Konsep
Ikhlas
Sejak
hari pemilihan umum caleg, Rabu, 09 April 2014 lalu, banyak orang-orang
mempersoalkan kesetiaan. Tentunya seputar pencoblosan kertas suara, dalam hal
komitmen orang tertentu yang ingkar janji setelah membuat kesepakatan bersama
dengan berbagai konsekwensinya. “Kurang
ajar memang, uang diambil tapi mereka mencoblos calon lain,” kata seorang
yang lagi marah, di tengah kerumunan beberapa warga kawasan Lhokseumawe.
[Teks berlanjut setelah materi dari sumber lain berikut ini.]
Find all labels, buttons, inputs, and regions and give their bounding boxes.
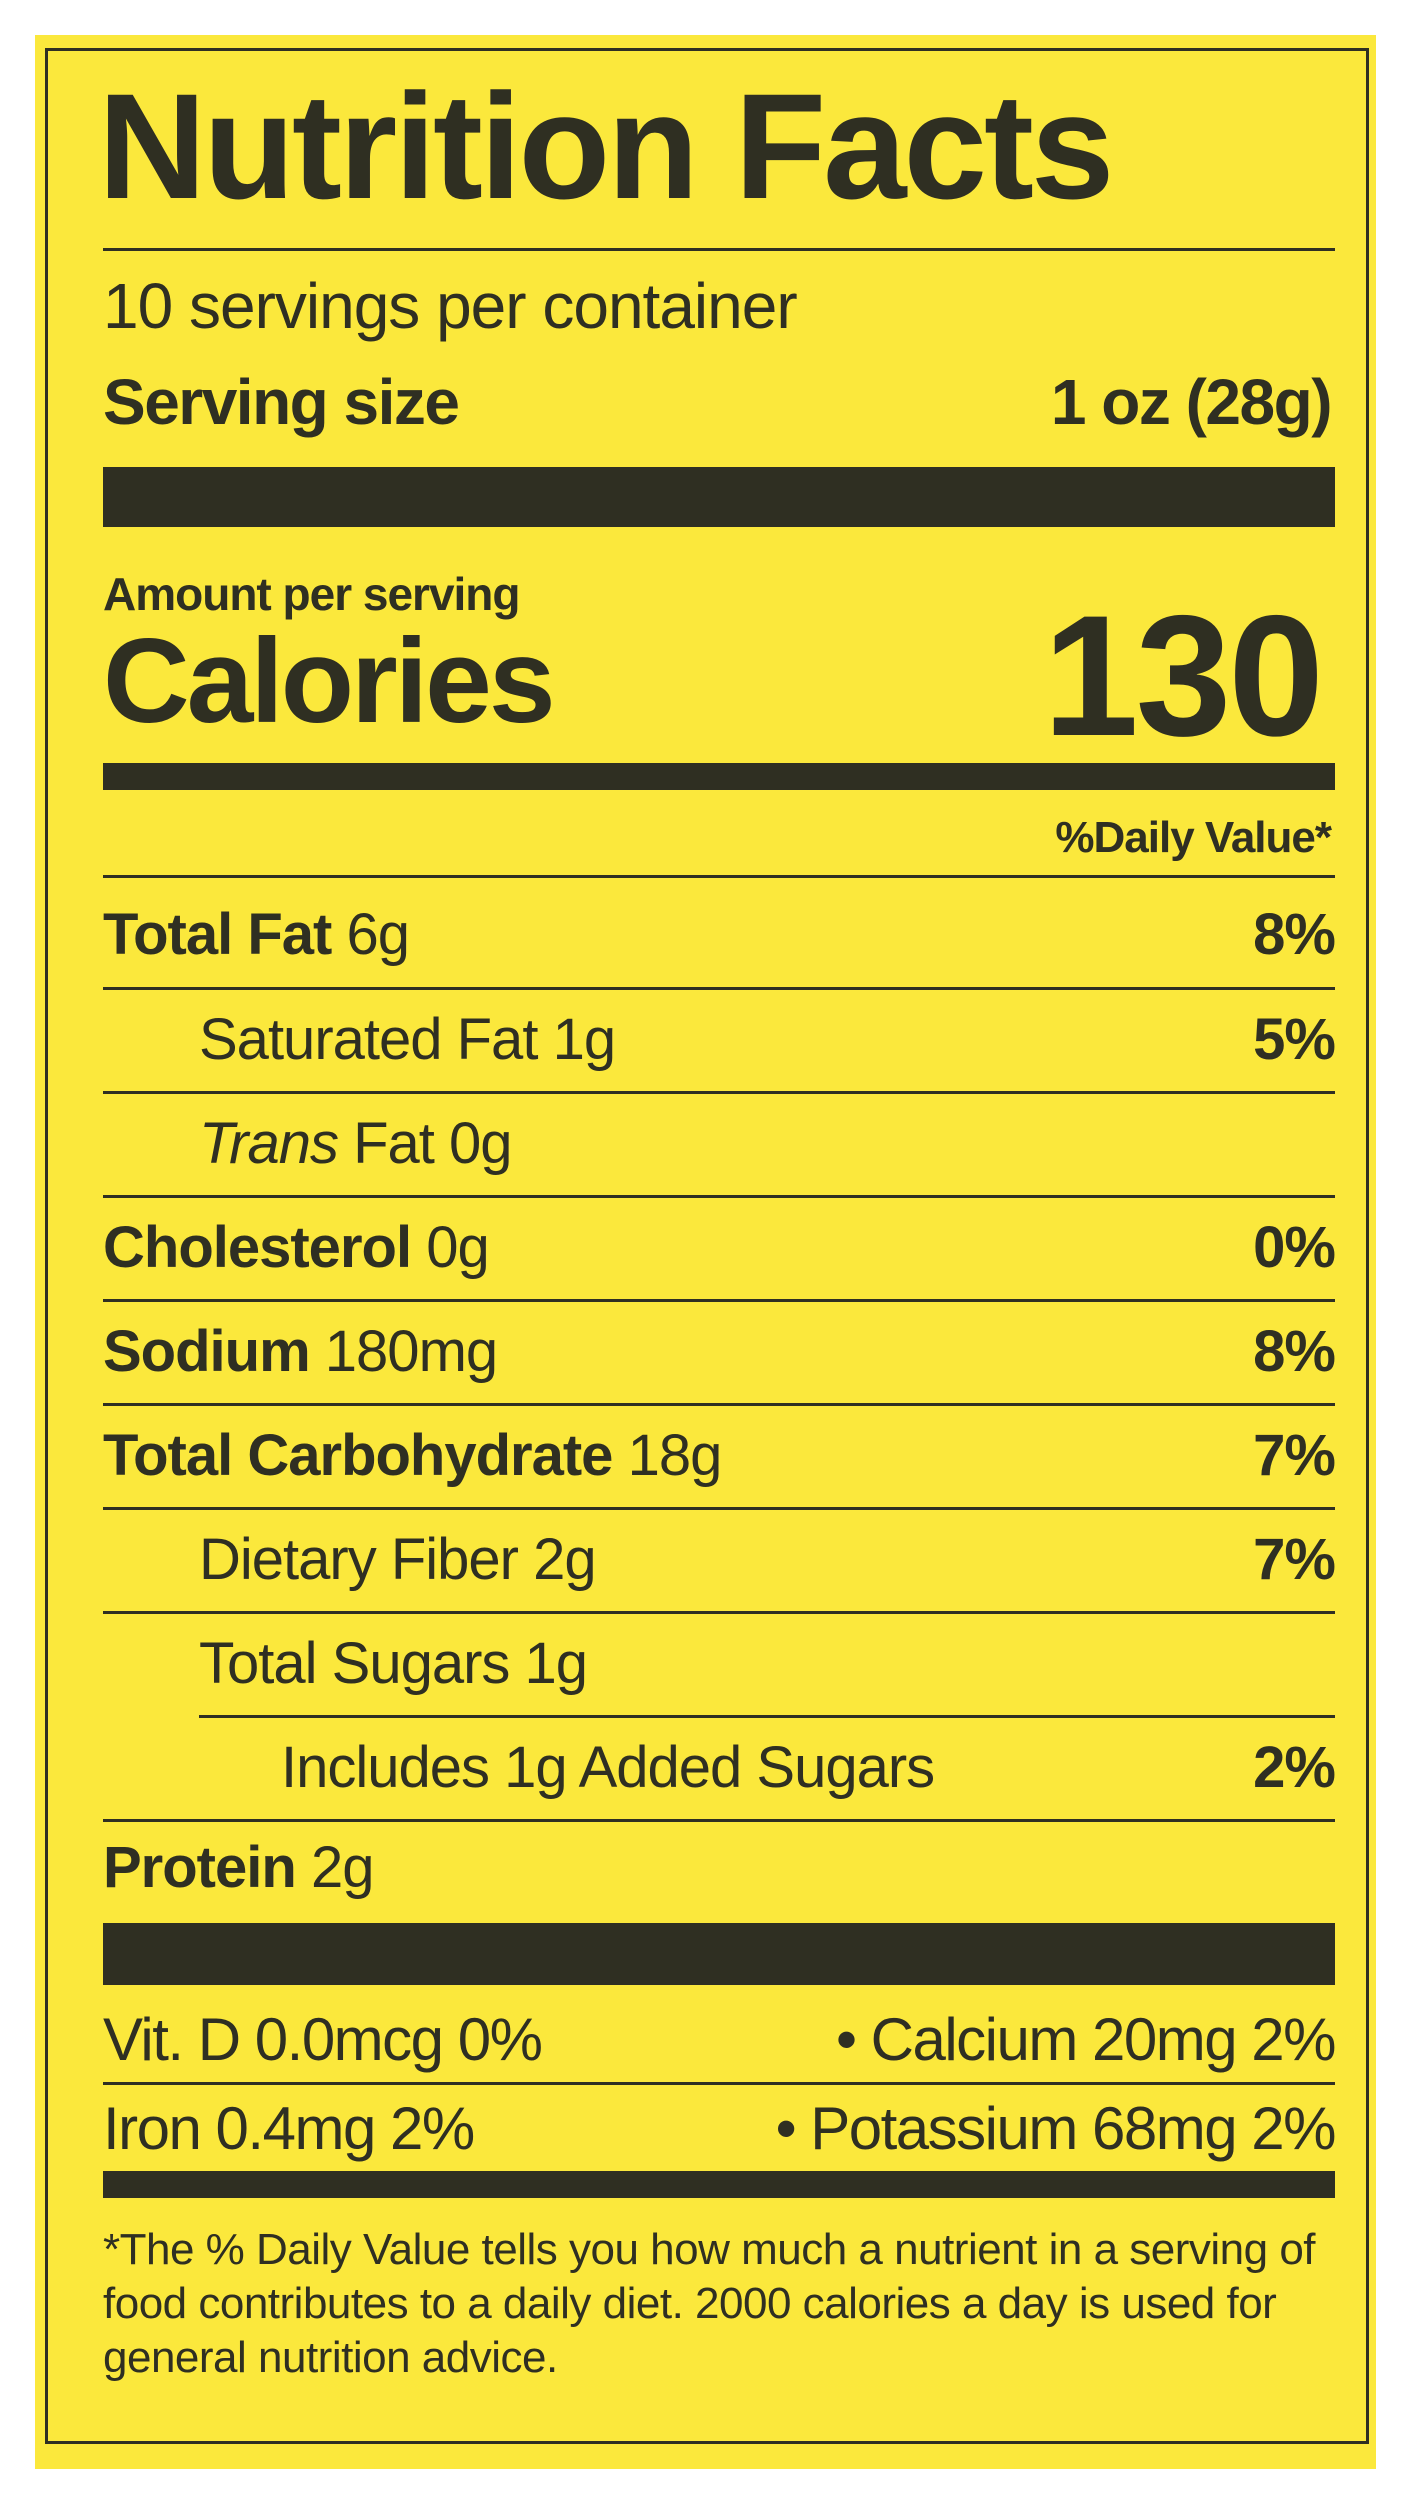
nutrient-row-sodium: Sodium 180mg 8% — [103, 1319, 1336, 1384]
nutrient-name: Dietary Fiber — [199, 1527, 519, 1592]
vitamin-row: Vit. D 0.0mcg 0% • Calcium 20mg 2% — [103, 2006, 1337, 2073]
nutrient-row-total-fat: Total Fat 6g 8% — [103, 902, 1336, 967]
nutrient-dv: 0% — [1253, 1215, 1336, 1280]
nutrient-name: Includes 1g Added Sugars — [281, 1735, 935, 1800]
nutrient-name: Fat — [353, 1111, 435, 1176]
daily-value-header: %Daily Value* — [1055, 813, 1332, 862]
iron: Iron 0.4mg 2% — [103, 2095, 475, 2162]
nutrient-amount: 0g — [449, 1111, 513, 1176]
divider — [103, 875, 1335, 878]
divider — [103, 1299, 1335, 1302]
nutrient-dv: 8% — [1253, 902, 1336, 967]
nutrient-name: Saturated Fat — [199, 1007, 538, 1072]
divider — [103, 1195, 1335, 1198]
nutrient-name: Total Carbohydrate — [103, 1423, 613, 1488]
nutrient-amount: 1g — [524, 1631, 589, 1696]
nutrient-row-trans-fat: Trans Fat 0g — [103, 1113, 1335, 1175]
divider — [199, 1715, 1335, 1718]
nutrient-row-total-carbohydrate: Total Carbohydrate 18g 7% — [103, 1423, 1336, 1488]
label-border: Nutrition Facts 10 servings per containe… — [45, 48, 1369, 2444]
serving-size-label: Serving size — [103, 366, 460, 438]
calories-label: Calories — [103, 614, 556, 748]
divider — [103, 1403, 1335, 1406]
servings-per-container: 10 servings per container — [103, 270, 798, 342]
divider — [103, 1507, 1335, 1510]
nutrient-dv: 5% — [1253, 1007, 1336, 1072]
calcium: • Calcium 20mg 2% — [835, 2006, 1337, 2073]
serving-size-value: 1 oz (28g) — [1050, 366, 1333, 438]
calories-value: 130 — [1043, 580, 1324, 772]
nutrient-dv: 7% — [1253, 1527, 1336, 1592]
nutrient-amount: 2g — [533, 1527, 597, 1592]
nutrient-dv: 7% — [1253, 1423, 1336, 1488]
divider — [103, 2082, 1335, 2085]
divider — [103, 1819, 1335, 1822]
nutrient-row-cholesterol: Cholesterol 0g 0% — [103, 1215, 1336, 1280]
vitamin-d: Vit. D 0.0mcg 0% — [103, 2006, 543, 2073]
nutrient-amount: 18g — [627, 1423, 723, 1488]
nutrient-amount: 2g — [310, 1835, 375, 1900]
nutrient-amount: 6g — [346, 902, 410, 967]
nutrient-name: Total Fat — [103, 902, 332, 967]
divider — [103, 248, 1335, 251]
medium-bar — [103, 2171, 1335, 2198]
nutrient-amount: 180mg — [324, 1319, 498, 1384]
nutrient-name: Protein — [103, 1835, 297, 1900]
nutrient-name: Sodium — [103, 1319, 311, 1384]
medium-bar — [103, 763, 1335, 790]
divider — [103, 1091, 1335, 1094]
nutrient-name: Total Sugars — [199, 1631, 510, 1696]
nutrient-dv: 8% — [1253, 1319, 1336, 1384]
vitamin-row: Iron 0.4mg 2% • Potassium 68mg 2% — [103, 2095, 1337, 2162]
nutrient-row-dietary-fiber: Dietary Fiber 2g 7% — [103, 1527, 1336, 1592]
nutrient-row-total-sugars: Total Sugars 1g — [103, 1633, 1335, 1695]
nutrient-name: Cholesterol — [103, 1215, 412, 1280]
divider — [103, 1611, 1335, 1614]
nutrition-label: Nutrition Facts 10 servings per containe… — [35, 35, 1376, 2469]
thick-bar — [103, 467, 1335, 527]
nutrient-row-protein: Protein 2g — [103, 1837, 1335, 1899]
footnote: *The % Daily Value tells you how much a … — [103, 2225, 1316, 2382]
nutrient-name-italic: Trans — [199, 1111, 339, 1176]
amount-per-serving: Amount per serving — [103, 568, 521, 620]
potassium: • Potassium 68mg 2% — [775, 2095, 1337, 2162]
nutrient-amount: 0g — [426, 1215, 490, 1280]
nutrient-row-saturated-fat: Saturated Fat 1g 5% — [103, 1007, 1336, 1072]
nutrient-dv: 2% — [1253, 1735, 1336, 1800]
nutrient-row-added-sugars: Includes 1g Added Sugars 2% — [103, 1735, 1336, 1800]
nutrient-amount: 1g — [552, 1007, 617, 1072]
title: Nutrition Facts — [98, 62, 1114, 230]
thick-bar — [103, 1923, 1335, 1985]
divider — [103, 987, 1335, 990]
Suasana serupa itu marak di berbagai cafe,
warung, mesjid, meunasah, dan pusat-pusat konsentrasi lainnya, pada sore
hari hingga malam, setelah penghitungan suara. Meskipun aku tak mengenalnya,
namun aku mencermati ekspresi seseorang yang berbicara keras itu sebagai orang
yang sedang bermasalah dengan ke-ikhlasannya. Betapa tidak, “bantuan diterima juga tapi suara yang
dijanjikan jauh di bawah target,” ujarnya
dengan nada tinggi. Agar aku tidak terjebak dengan ungkapan orang itu ditambah
beberapa lagi yang lain, aku mengukur perasaannya dengan hal serupa yang pernah
juga aku alami.
Aku
rasakan mereka lebih beruntung dariku, karena para caleg kecewa tersebut
memiliki harapan tertentu meskipun gagal. Kebiasaan memberi bantuan yang aku
lakukan tidak berorientasi politis seperti yang mereka bahas sehingga kata pengkhianatan lebih banyak muncul dalam
bahasan itu. Orientasi ekonomi yang aku lakukan kepada orang-orang tertentu pun
mengalami hal serupa. Manakala aku diusung untuk turut dalam pilkada, sebagian
orang-orang yang pernah aku bantu turut membangun provokasi terhadapku, padahal
aku tidak mengikat orang-orang itu dengan janji untuk memilihku. “Itu merupakan hak privasi yang tak mesti
dipaksa,” kataku pada masa-masa itu. Terdapat perbedaan mendasar antara
pengalamanku dengan yang mereka rasakan, yakni kekecewaan dan ketulusan. Boleh jadi aku keliru dalam
menyimpulkan, meskipun kecewa mereka lebih beruntung karena memberi sesuatu namun mendapatkan
harapan, sedangkan aku memberi sesuatu dan tidak mengharap sesuatu
apapun, tetapi mendulang hujatan. Namun tidak berlebihan dalam ungkapan ini, aku
pernah mendapat pemahaman konsep tulus sejak aku aktif di kegiatan kampus dulu.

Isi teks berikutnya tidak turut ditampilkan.